An elegant white parachute material curtain rises to the ceiling, and when it gently falls, Winnie is there, buried to her waist in the sand, gently folded over herself, with her head and arms resting on the ground.
A loud, jarring, ugly alarm sounds—jolting everyone--and Winnie wakes up. Her day is book ended by the buzzer that tells her to sleep.
She begins her morning rituals by brushing her teeth, and reading the toothpaste tube.
The absurdity of the situation is heightened by the familiarity of it—-both in the normalcy of brushing your teeth in the morning, and in the fears being embodied before your very eyes: the fear of being stuck, or buried alive, or isolated from all humanity.
It turns out Winnie is not completely isolated. There is Willie, her husband, who lives in a hole to the side of her mound. He grunts monosyllabic answers to her questions and reads headlines from his paper. Winnie speaks of how wonderful it will be if/when he moves to the front of her mound and she’ll be able to see him without straining her neck.
The rest of Winnie’s world is a parasol and a black bag that contains her mirror, a revolver, and a hat. The sun is merciless, and she is baking. The hat offers a little protection, as does the parasol, until it mysteriously blows up.
Winne As Blogger.
Winnie’s life is ritual punctuated by verbal utterances. Her conversation is peppered with quotes from Shakespeare, Milton, Browning, Keats, Byron, authors who make her feel less alone. (Here is a guide to them--scroll down to the Literary Allusions). Even her oft repeated “sorrow keeps breaking in” is apparently from Boswell’s Life of Johnson.
The fear that she articulates is that there will be no one to listen to her. "Just to know that in theory you hear me even though in fact you don't is all I need." Just how much of blogging did Beckett foreshadow?
All of our voices are “out there” in the barren landscape of the blogosphere in the hope that someone is listening. In the hope that we don’t come across as the droning, tedious wife. We bring as much of life as we can into the void, soldiering on through anxiety and angst. From the other perspective, Winnie herself is the consummate blogger, with her daily entries of conversation.
Back in her theatrical world, what comes across most in Act I is the life force at its purest. Fiona Shaw is luminous.
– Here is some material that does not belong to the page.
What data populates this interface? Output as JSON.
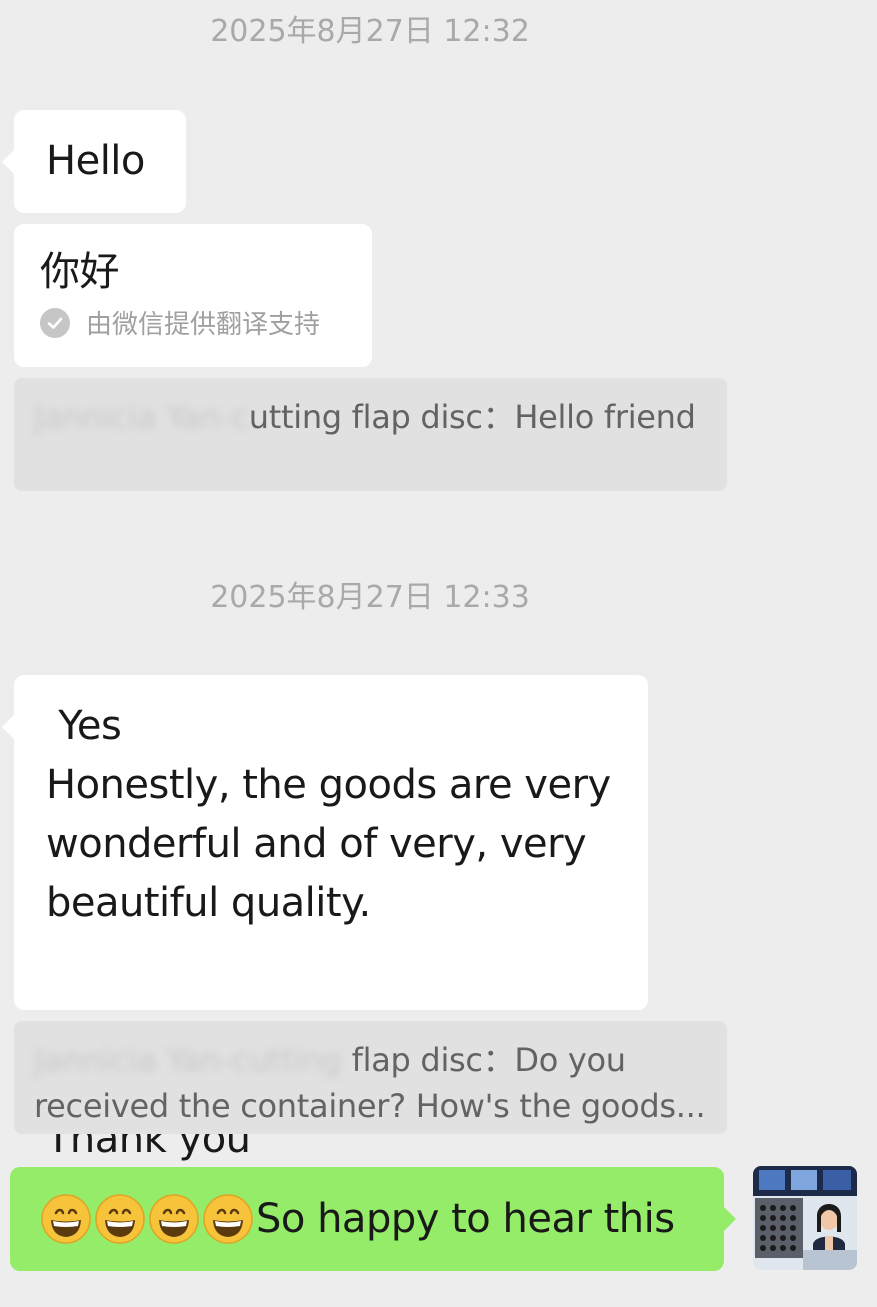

Her “chatter,” as it has been called, is not grating in the least, but engaging, measured, rhythmically inflected, with extraordinary facial gestures and arm movements.
There is a lot going on here. The piece could be a metaphor for what happens to married couples when they settle into the coexisting grunting state. Willie as the henpecked husband, who has shut himself off from his wife’s eternal yammering. Winnie can’t stop yammering because she literally can do nothing else. Willie could leave the mound, could leave Winnie, and we have no idea why he doesn’t.
The gun is an ominous presence. Winnie kisses it, and could use it to end her situation, at least in Act 1.
In Act II, with no relative time to Act I, Winnie wakes up and is buried up to her neck; she can no longer do her morning rituals, or reach the gun. Winnie doesn’t comment directly on her worsening condition. She continues to try to organize her time as best she can, knowing that the song must be sung before the bell to sleep. That she shows no outward sign of complete despair is deeply unnerving.
At the end of the play, Willie moves to the front of the mound, ‘dressed to kill” as it says in the play in formal mourning trousers and top hat, and Winnie is excited that he is reaching out to her. She sings “The Merry Widow Waltz” (I love you so) since she can no longer open the music box. The last moment is Willie reaching up toward her, and the two looking at each other.
But is he reaching for the gun? Is it to use on himself, or her? It is a haunting ambiguity.
I grew attached to Winnie in the course of the play, drawn in by her spirit and determinism. “This will have been another happy day.” I could say the same from my mound here in blogspot.com. Lucky for me Steed always responds in full sentences and doesn’t like guns at all. In fact we BBBBBUUUUUUUUZZZZZZZ.